Visit Italy, or meet an Italian in the US, and you’ll find there’s a chasm between traditional “Italian” food and Italian-American food. It’s not just the simplicity of the pizza or variety of the pasta that astonishes travelers to Italy; it’s the passionately outspoken, almost militant, dedication Italians have to their own regional recipes.
Americans tend to be more experimental, more playful, more willing to take risks in the kitchen than their Italian counterparts, who risk criticism for departing from time-honoured tradition. As Massimo Bottura, the chef and owner of Osteria Francescana, the world’s best restaurant, put it:
“The best ingredient I discovered in America was ‘freedom.’ The freedom to experiment in the kitchen and the freedom to be open to those experiments in the dining room.”
So where does this difference come from, and why is it so pronounced between such broadly similar cuisines?
To digest the answer, it helps to delve deeper into the history.
A bitesize history of Italian-American food
Italian-American food was born out of the mass emigration of (mostly southern) Italians to the US in the 19th and 20th centuries. The thing is, Southern Italy was poor and the diets of its population based largely around vegetables, grains, and – near the coast – olive oil.
When recreating their ancestral recipes, these recent arrivals encountered problems. Not least with the ingredients. Extra virgin olive oil was in short supply – no surprise there – as were a plethora of other ingredients found in abundance across the Italian peninsula.
What produce they could find tasted different to its Mediterranean equivalent, and so these Italians started experimenting.
Bigger means better
The US was blessed with plentiful pork and poultry and an abundance of beef. So these inventive Italians stuck them in the pasta. More veal than these southerners had ever seen roamed the land freely. So they stuck them in a parmigiana. The list goes on.
Looking back, we might be tempted to see this as the bastardization of traditional regional recipes. In reality, though, this was an expression of optimism. Of being able to eat a rich, carnivorous diet, just as they had seen the wealthy in their home villages eat.

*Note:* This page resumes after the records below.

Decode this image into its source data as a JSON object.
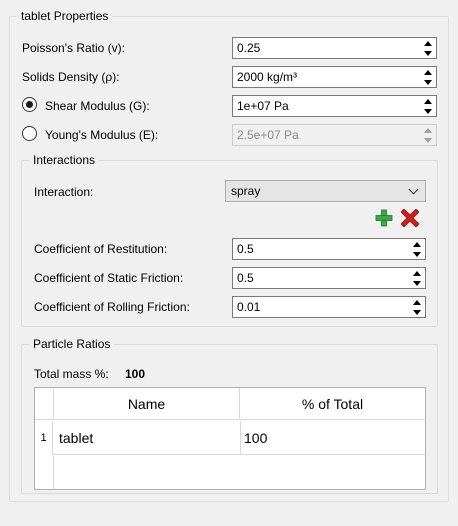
{
  "properties": {
    "title": "tablet Properties",
    "poisson": {
      "label": "Poisson's Ratio (v):",
      "value": "0.25"
    },
    "density": {
      "label": "Solids Density (ρ):",
      "value": "2000 kg/m³"
    },
    "shear": {
      "label": "Shear Modulus (G):",
      "value": "1e+07 Pa",
      "selected": true
    },
    "young": {
      "label": "Young's Modulus (E):",
      "value": "2.5e+07 Pa",
      "selected": false
    }
  },
  "interactions": {
    "title": "Interactions",
    "interaction_label": "Interaction:",
    "interaction_value": "spray",
    "add_icon": "plus-icon",
    "remove_icon": "x-icon",
    "restitution": {
      "label": "Coefficient of Restitution:",
      "value": "0.5"
    },
    "static_friction": {
      "label": "Coefficient of Static Friction:",
      "value": "0.5"
    },
    "rolling_friction": {
      "label": "Coefficient of Rolling Friction:",
      "value": "0.01"
    }
  },
  "particle_ratios": {
    "title": "Particle Ratios",
    "total_label": "Total mass %:",
    "total_value": "100",
    "columns": [
      "Name",
      "% of Total"
    ],
    "rows": [
      {
        "index": "1",
        "name": "tablet",
        "percent": "100"
      }
    ]
  },
  "colors": {
    "add_green": "#3aa845",
    "remove_red": "#d11f1f"
  }
}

No dish represents the blend of Italian tradition and Italian-American innovation more than one of the nation’s favorites: Spaghetti Meatballs.
Spaghetti Meatballs and other Italian-American food ‘foibles’
Only in the Italian regions of Campania and Abruzzo is there any record of this supposedly classic combination. And even here the meatballs (polpette) are barely big enough to be called balls.
Yet this hasn’t stopped Spaghetti Meatballs becoming a quintessential staple of Italian-American food. A protagonist of the ‘Lady and the Tramp’ kiss scene and the go-to dish of Clemenza when cooking for the Corleone family in the ‘Godfather.’
The reason most Italians shied away from Spaghetti Meatballs is that thin strips of spaghetti can’t take the meatballs (in the same way a smaller clump of ragù could fill a reed-like penne, for example). And so what you effectively have are two separate components on one plate.
An Italian would serve the two separately: the meatballs as a main and the pasta – with another sauce – as a primo piatto (first course).
But there’s another, more obvious reason big burly meatballs accompany American plates of pasta. And that is that the United States had – and still has – an abundance of beef.
Bridging the divide
Italian food is ultimately about an adherence to quality. Fresh, seasonal ingredients cooked simply, traditionally and with love form the basis for the dishes we most associate with the Bel Paese – pasta cacio e pepe, pizza margherita, bistecca alla fiorentina, tiramisù.
The US too is undergoing a resurgence in this department. Farmers’ markets are cropping up all across the country, offering fresh, local produce at reasonable rates. The Americans’ love affair with Italian culture is in the midst of a renaissance. And chefs from across the globe are looking to Italy for culinary inspiration for their kitchen endeavours.